The information gleaned from these conversations as well as data about the population is useful in designing messaging. It is typical for some of the older management members to make the decisions about how to communicate with this part of the workforce, Iverson points out, and it is critical to make sure that the methods of communication younger participants use—such as mobile devices—are utilized. “Advisers should learn to use data intelligently around communication strategies and report to plan sponsors,” Iverson says.
Advisers can leverage technology in a number of ways, Iverson notes: “You can put together a presentation, make it into chapters, and customize the messaging, with flyers and desk-drop cards.”
The initial engagement is used as a springboard to create the targeting, he explains. For example, in a school with a fairly young teacher population, where student loan debt is a big issue, Iverson suggests creating a presentation on ways to manage student loan debt that speaks directly to this group of employees. In a company where they have identified home buying as a top issue, advisers can bring in a presentation with messaging around how much you need to save to buy a home or home prices in this area. “The messaging isn’t as generic,” he says, “but more specific and more resonant.”
Because you have the data and the hook is more narrow, Iverson says, advisers can effectively target different groups demographically and thematically, based on what message will reach them. No matter the goals, some of the approach cuts across interests and generations. “A lot has to do with taking short-term financial goals and looking at long-term financial security,” Iverson says, pointing out that if you buy this, if you continue not to save, here’s the road you’ll be going down, and showing participants the impacts of specific financial behaviors.
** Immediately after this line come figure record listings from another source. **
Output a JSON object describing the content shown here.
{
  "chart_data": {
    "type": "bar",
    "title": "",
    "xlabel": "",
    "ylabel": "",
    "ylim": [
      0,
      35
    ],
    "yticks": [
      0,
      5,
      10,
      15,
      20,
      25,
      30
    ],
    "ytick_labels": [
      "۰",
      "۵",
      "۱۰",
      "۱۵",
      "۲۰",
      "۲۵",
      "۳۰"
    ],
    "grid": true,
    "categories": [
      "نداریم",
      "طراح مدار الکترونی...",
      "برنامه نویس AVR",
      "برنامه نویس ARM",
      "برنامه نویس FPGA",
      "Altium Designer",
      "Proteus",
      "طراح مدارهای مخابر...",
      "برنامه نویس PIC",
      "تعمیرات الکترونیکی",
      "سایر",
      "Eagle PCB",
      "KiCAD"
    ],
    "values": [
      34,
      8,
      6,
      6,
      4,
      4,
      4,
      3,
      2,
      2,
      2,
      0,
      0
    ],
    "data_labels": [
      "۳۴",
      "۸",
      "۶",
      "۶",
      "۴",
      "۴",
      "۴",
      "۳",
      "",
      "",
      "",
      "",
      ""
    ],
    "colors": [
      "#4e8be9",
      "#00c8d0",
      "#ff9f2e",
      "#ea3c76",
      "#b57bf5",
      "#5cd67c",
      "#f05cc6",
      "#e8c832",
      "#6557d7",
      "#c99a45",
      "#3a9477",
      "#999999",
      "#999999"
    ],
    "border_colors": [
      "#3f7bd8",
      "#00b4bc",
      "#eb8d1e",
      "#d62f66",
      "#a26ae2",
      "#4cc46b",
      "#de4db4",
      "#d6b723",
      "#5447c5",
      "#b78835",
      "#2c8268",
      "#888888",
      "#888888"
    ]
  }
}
But paying for these programs is a hurdle most advisers are unsure how to cross, according to Iverson. Many advisers feel such programs would be a great value add and feel their plan sponsors clients would welcome them. But they want to know if they have to increase their fees, or if it comes out of the plan sponsor’s budget.
Do plan sponsors pay the expense directly, as a line item expense? According to Retiremap’s own investigations, financial wellness programs can be paid for in several ways. In some situations, they can be paid for directly from plan assets when they are considered a necessary expense and one that meets minimum standards: helping participants understand what they should be saving and how they should be investing their savings. With 12(b)1 fees, the costs can be paid indirectly from revenue sharing.
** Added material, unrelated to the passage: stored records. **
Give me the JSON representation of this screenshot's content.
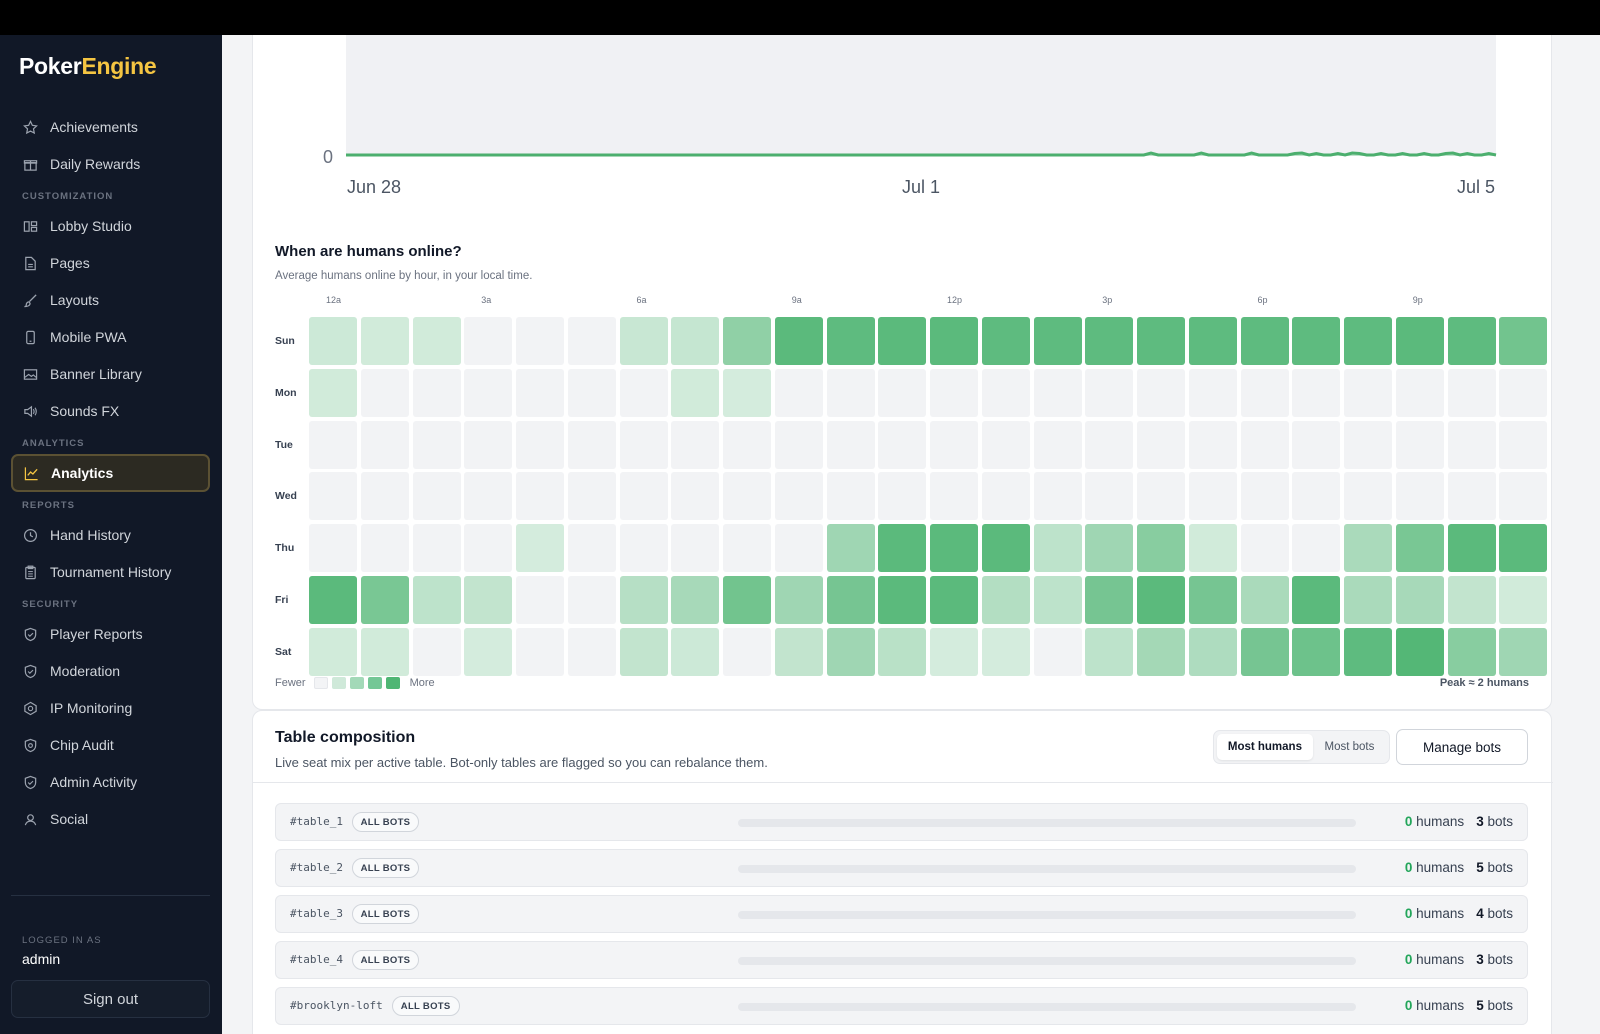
{
  "app": {
    "logo_part1": "Poker",
    "logo_part2": "Engine",
    "accent": "#f5c542"
  },
  "sidebar": {
    "items_top": [
      {
        "label": "Achievements",
        "icon": "star-icon"
      },
      {
        "label": "Daily Rewards",
        "icon": "gift-icon"
      }
    ],
    "sections": [
      {
        "label": "CUSTOMIZATION",
        "items": [
          {
            "label": "Lobby Studio",
            "icon": "layout-icon"
          },
          {
            "label": "Pages",
            "icon": "file-icon"
          },
          {
            "label": "Layouts",
            "icon": "brush-icon"
          },
          {
            "label": "Mobile PWA",
            "icon": "mobile-icon"
          },
          {
            "label": "Banner Library",
            "icon": "image-icon"
          },
          {
            "label": "Sounds FX",
            "icon": "speaker-icon"
          }
        ]
      },
      {
        "label": "ANALYTICS",
        "items": [
          {
            "label": "Analytics",
            "icon": "trend-icon",
            "active": true
          }
        ]
      },
      {
        "label": "REPORTS",
        "items": [
          {
            "label": "Hand History",
            "icon": "clock-icon"
          },
          {
            "label": "Tournament History",
            "icon": "clipboard-icon"
          }
        ]
      },
      {
        "label": "SECURITY",
        "items": [
          {
            "label": "Player Reports",
            "icon": "shield-icon"
          },
          {
            "label": "Moderation",
            "icon": "shield-icon"
          },
          {
            "label": "IP Monitoring",
            "icon": "radar-icon"
          },
          {
            "label": "Chip Audit",
            "icon": "shield-check-icon"
          },
          {
            "label": "Admin Activity",
            "icon": "shield-icon"
          },
          {
            "label": "Social",
            "icon": "user-icon"
          }
        ]
      }
    ],
    "logged_in_label": "LOGGED IN AS",
    "user": "admin",
    "sign_out": "Sign out"
  },
  "line_chart": {
    "y_tick": "0",
    "x_ticks": [
      "Jun 28",
      "Jul 1",
      "Jul 5"
    ],
    "line_color": "#4caf6e"
  },
  "heatmap": {
    "title": "When are humans online?",
    "subtitle": "Average humans online by hour, in your local time.",
    "hour_labels": [
      "12a",
      "",
      "",
      "3a",
      "",
      "",
      "6a",
      "",
      "",
      "9a",
      "",
      "",
      "12p",
      "",
      "",
      "3p",
      "",
      "",
      "6p",
      "",
      "",
      "9p",
      "",
      ""
    ],
    "days": [
      "Sun",
      "Mon",
      "Tue",
      "Wed",
      "Thu",
      "Fri",
      "Sat"
    ],
    "values": [
      [
        0.15,
        0.12,
        0.12,
        0.02,
        0.02,
        0.02,
        0.18,
        0.2,
        0.55,
        0.9,
        0.88,
        0.9,
        0.9,
        0.88,
        0.88,
        0.88,
        0.88,
        0.88,
        0.88,
        0.88,
        0.88,
        0.9,
        0.88,
        0.75
      ],
      [
        0.12,
        0.02,
        0.02,
        0.02,
        0.02,
        0.02,
        0.02,
        0.12,
        0.1,
        0.02,
        0.02,
        0.02,
        0.02,
        0.02,
        0.02,
        0.02,
        0.02,
        0.02,
        0.02,
        0.02,
        0.02,
        0.02,
        0.02,
        0.02
      ],
      [
        0.02,
        0.02,
        0.02,
        0.02,
        0.02,
        0.02,
        0.02,
        0.02,
        0.02,
        0.02,
        0.02,
        0.02,
        0.02,
        0.02,
        0.02,
        0.02,
        0.02,
        0.02,
        0.02,
        0.02,
        0.02,
        0.02,
        0.02,
        0.02
      ],
      [
        0.02,
        0.02,
        0.02,
        0.02,
        0.02,
        0.02,
        0.02,
        0.02,
        0.02,
        0.02,
        0.02,
        0.02,
        0.02,
        0.02,
        0.02,
        0.02,
        0.02,
        0.02,
        0.02,
        0.02,
        0.02,
        0.02,
        0.02,
        0.02
      ],
      [
        0.02,
        0.02,
        0.02,
        0.02,
        0.1,
        0.02,
        0.02,
        0.02,
        0.02,
        0.02,
        0.45,
        0.9,
        0.9,
        0.9,
        0.25,
        0.45,
        0.6,
        0.12,
        0.02,
        0.02,
        0.38,
        0.7,
        0.9,
        0.9
      ],
      [
        0.9,
        0.7,
        0.25,
        0.22,
        0.02,
        0.02,
        0.3,
        0.4,
        0.75,
        0.45,
        0.72,
        0.9,
        0.9,
        0.32,
        0.25,
        0.72,
        0.9,
        0.72,
        0.38,
        0.9,
        0.38,
        0.4,
        0.22,
        0.12
      ],
      [
        0.12,
        0.12,
        0.02,
        0.1,
        0.02,
        0.02,
        0.22,
        0.15,
        0.02,
        0.22,
        0.45,
        0.28,
        0.1,
        0.1,
        0.02,
        0.25,
        0.42,
        0.35,
        0.72,
        0.78,
        0.88,
        0.95,
        0.6,
        0.45
      ]
    ],
    "legend_fewer": "Fewer",
    "legend_more": "More",
    "legend_colors": [
      "#f3f4f6",
      "#cfe9d9",
      "#a3d9b8",
      "#74c796",
      "#4fb674"
    ],
    "peak_label": "Peak ≈ 2 humans"
  },
  "composition": {
    "title": "Table composition",
    "subtitle": "Live seat mix per active table. Bot-only tables are flagged so you can rebalance them.",
    "segment_on": "Most humans",
    "segment_off": "Most bots",
    "manage_button": "Manage bots",
    "badge_text": "ALL BOTS",
    "humans_word": "humans",
    "bots_word": "bots",
    "rows": [
      {
        "name": "#table_1",
        "humans": "0",
        "bots": "3",
        "human_share": 0
      },
      {
        "name": "#table_2",
        "humans": "0",
        "bots": "5",
        "human_share": 0
      },
      {
        "name": "#table_3",
        "humans": "0",
        "bots": "4",
        "human_share": 0
      },
      {
        "name": "#table_4",
        "humans": "0",
        "bots": "3",
        "human_share": 0
      },
      {
        "name": "#brooklyn-loft",
        "humans": "0",
        "bots": "5",
        "human_share": 0
      }
    ]
  }
}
Next, advisers don’t always know how much time and effort will go into administering a financial wellness program. Iverson recommends seeking a legal opinion from an attorney who specializes in the Employee Retirement Income Security Act (ERISA).
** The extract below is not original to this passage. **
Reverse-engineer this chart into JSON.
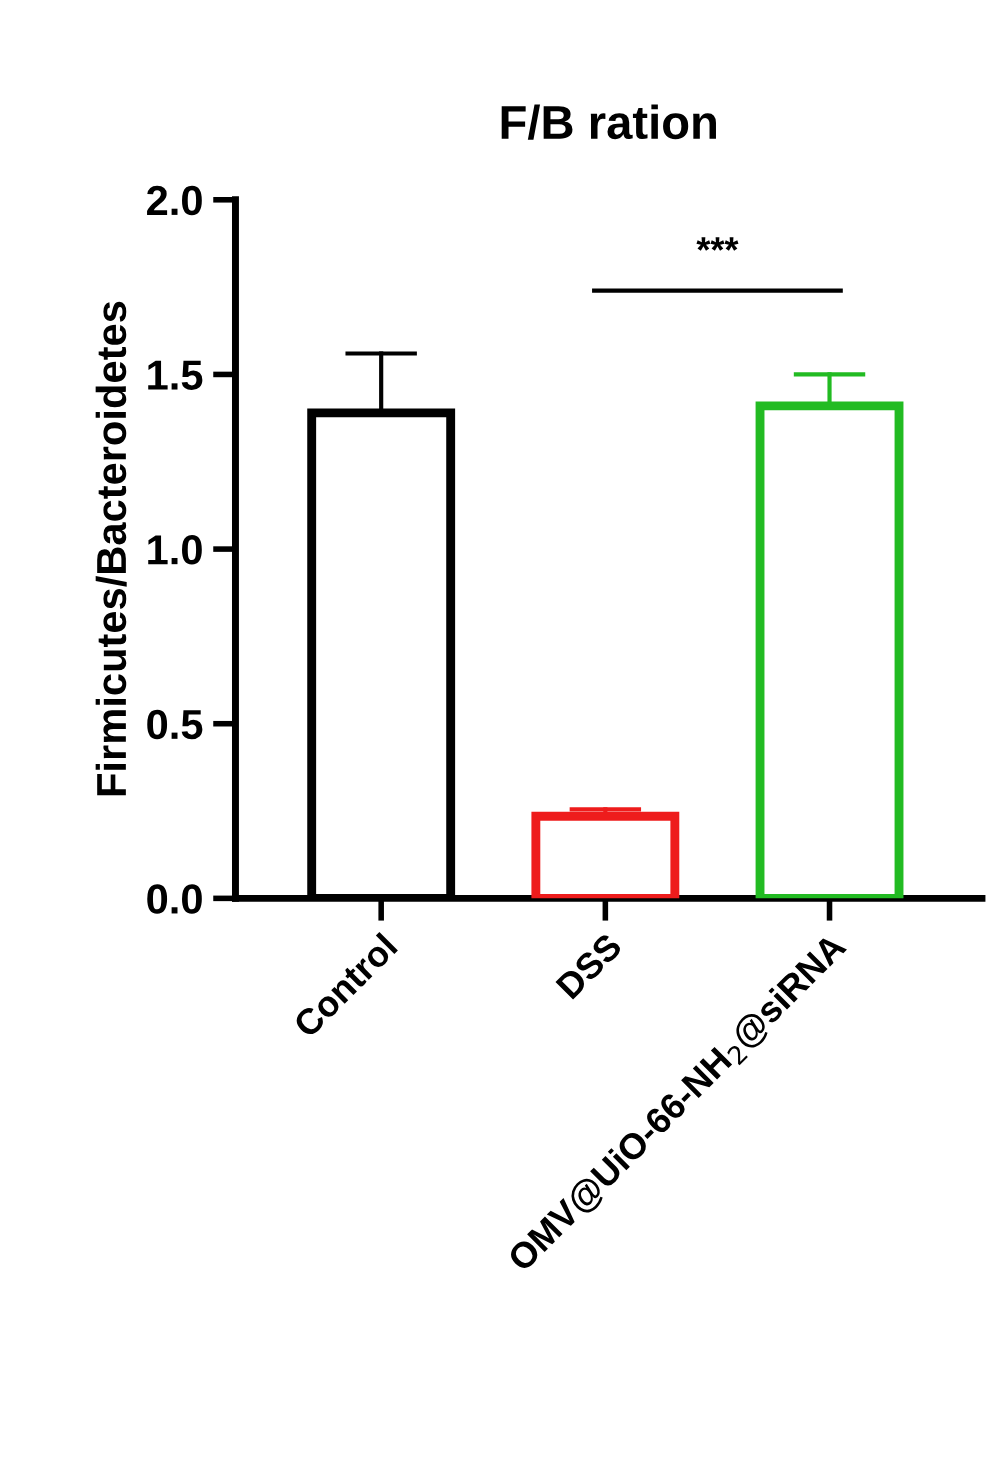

Financial wellness programs are definitely more prevalent in the last few years, Iverson says, and they are definitely driven by the employer and their need to control costs. While helping to achieve goals that are important to the plan sponsor, these programs also have another advantage. They are a differentiator to help the adviser expand on the services he brings to a retirement plan, beyond simply selecting plan investments and helping them provide value through reducing costs and giving a boost to retirement readiness, making sure participants aren’t financially stressed—which is what the retirement plan is really about, he says.